В кругу литераторов есть мнение, что несчастливые писатели пишут о счастливых историях, а счастливые — о трагичных. Каким стал этот сюжет, судить вам.

Первый час ночи. Она шла, вздрагивая от каждого дуновения осеннего ветра, совсем не понимая, куда и зачем. Когда бежишь из ада, доведённая до отчаяния и всех пределов человеческого терпения, то не разбираешь ни дороги, ни цели.
У всех есть эта кромка в устройстве души, до которой мы можем копить издевательства, унижения, ограничения со стороны других людей, но вот наступает момент, когда выносить всё это больше нет возможности. Мы взрываемся яростью и сметаем всё, что оказывается поблизости. Разница между нами лишь в том, что у одних эта грань наступает сразу, как только кто-то скажет им обидное слово, другие же способны терпеть самые изощрённые мытарства долгие годы, но и у этих людей есть предел. Существуют, однако, и третьи. Для них пределом является смерть. Но о третьих я говорить в моей истории не стану.

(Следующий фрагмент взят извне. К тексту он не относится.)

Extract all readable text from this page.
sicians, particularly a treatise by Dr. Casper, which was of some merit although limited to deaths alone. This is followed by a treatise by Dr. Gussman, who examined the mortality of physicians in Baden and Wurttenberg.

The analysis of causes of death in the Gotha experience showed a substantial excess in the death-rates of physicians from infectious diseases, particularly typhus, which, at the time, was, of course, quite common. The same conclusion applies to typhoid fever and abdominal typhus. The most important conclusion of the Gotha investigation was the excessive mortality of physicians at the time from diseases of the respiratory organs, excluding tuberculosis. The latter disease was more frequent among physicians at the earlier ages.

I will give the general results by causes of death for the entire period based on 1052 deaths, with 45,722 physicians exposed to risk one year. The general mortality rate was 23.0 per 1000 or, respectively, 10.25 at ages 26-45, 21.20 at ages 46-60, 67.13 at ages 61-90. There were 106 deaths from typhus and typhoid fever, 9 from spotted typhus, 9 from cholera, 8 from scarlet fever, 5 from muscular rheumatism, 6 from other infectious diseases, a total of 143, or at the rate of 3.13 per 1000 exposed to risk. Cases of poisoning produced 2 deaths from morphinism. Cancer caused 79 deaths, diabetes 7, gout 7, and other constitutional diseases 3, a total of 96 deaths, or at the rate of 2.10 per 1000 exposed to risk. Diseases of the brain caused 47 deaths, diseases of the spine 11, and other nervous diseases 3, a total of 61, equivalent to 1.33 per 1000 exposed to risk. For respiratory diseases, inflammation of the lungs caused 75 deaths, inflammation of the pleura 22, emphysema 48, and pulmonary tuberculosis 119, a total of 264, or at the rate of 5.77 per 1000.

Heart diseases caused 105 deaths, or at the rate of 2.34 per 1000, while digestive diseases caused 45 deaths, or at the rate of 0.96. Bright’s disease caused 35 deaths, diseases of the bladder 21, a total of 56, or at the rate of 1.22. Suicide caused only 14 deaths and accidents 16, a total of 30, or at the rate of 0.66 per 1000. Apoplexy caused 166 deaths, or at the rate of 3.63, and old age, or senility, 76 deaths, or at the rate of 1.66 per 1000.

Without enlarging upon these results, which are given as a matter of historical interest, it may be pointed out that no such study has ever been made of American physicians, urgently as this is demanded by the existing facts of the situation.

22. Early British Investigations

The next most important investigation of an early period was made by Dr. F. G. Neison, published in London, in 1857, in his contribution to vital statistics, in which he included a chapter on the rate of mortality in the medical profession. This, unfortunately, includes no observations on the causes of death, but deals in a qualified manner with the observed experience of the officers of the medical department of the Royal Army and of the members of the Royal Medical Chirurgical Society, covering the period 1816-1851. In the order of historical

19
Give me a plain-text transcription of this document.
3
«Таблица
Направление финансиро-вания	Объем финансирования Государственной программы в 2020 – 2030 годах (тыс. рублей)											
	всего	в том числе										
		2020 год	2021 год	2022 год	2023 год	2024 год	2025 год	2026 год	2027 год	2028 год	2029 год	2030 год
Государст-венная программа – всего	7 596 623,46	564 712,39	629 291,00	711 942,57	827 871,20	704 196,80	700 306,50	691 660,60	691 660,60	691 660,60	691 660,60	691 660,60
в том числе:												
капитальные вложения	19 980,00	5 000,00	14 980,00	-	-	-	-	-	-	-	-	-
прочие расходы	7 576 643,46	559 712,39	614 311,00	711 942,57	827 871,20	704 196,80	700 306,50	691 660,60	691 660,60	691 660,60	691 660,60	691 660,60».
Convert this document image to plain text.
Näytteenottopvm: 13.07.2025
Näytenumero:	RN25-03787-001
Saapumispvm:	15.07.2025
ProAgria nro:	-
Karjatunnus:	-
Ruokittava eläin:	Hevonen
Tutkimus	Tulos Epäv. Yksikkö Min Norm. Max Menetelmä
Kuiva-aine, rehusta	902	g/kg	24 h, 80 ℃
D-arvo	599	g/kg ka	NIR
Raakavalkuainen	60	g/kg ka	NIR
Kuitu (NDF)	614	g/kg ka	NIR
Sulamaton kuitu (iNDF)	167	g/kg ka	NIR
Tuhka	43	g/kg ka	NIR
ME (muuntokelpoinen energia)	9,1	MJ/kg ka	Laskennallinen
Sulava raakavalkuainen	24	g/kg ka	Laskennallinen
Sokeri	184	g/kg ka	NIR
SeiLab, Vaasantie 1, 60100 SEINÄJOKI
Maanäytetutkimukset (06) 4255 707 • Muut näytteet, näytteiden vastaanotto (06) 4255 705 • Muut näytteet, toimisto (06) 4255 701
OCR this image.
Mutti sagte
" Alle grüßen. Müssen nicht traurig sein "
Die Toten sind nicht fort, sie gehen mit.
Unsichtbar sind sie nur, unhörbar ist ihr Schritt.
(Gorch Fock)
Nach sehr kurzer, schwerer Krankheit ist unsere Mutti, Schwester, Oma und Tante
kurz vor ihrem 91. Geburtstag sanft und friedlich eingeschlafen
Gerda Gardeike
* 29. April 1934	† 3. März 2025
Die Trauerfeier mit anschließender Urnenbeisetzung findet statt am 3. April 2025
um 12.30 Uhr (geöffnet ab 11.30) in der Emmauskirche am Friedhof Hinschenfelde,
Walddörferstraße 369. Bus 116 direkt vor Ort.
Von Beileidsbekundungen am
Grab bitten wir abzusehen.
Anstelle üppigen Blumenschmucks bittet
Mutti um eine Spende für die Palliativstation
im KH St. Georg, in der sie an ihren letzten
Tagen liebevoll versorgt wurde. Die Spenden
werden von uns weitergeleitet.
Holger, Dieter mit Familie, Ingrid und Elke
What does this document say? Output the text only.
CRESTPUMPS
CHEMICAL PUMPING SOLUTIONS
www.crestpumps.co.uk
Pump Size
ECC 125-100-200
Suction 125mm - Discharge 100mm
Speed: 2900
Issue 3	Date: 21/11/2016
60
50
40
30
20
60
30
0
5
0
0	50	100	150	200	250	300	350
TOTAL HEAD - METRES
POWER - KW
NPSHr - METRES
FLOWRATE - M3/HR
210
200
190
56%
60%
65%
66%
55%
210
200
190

Точечные, холодные капли дождя хлестали по щекам Адель, но она их не чувствовала. Её сознание находилось в полубреду, занятое картинами только что оборвавшегося кошмара. Адель ковыляла на онемевших ногах, одна из которых пульсировала от ссадин, кровавых ран и синяка вокруг щиколотки. Лёгкое, худое тело ломило от боли и лихорадки, которая началась ещё там, в её земном чистилище, и началась скорее от отчаяния, чем по болезни. Голову давила тупая боль, которая возникала в последнее время слишком часто. Короткое чёрное пальто, порванное внизу, на плече и рукавах было испачкано интернатовскими помоями и следами крови. Тёмные волосы Адель едва касались плеч, но были грязные и спутанные. Чёрные, полные тоски и горечи глаза то и дело наливались слезами и отпускали солёные ручьи бежать по щекам. Бредя сквозь ночь, Адель едва сдерживалась, чтобы не зареветь в голос и не завыть, но привлечение внимания грозило опасностью возвращения в интернат. Поэтому она душила рвущиеся наружу рыдания и глотала их, сберегая для более подходящей и безопасной обстановки. Для того угла, в который Адель больше всего на свете сейчас стремилась попасть, хотя и не знала, что с ней будет дальше.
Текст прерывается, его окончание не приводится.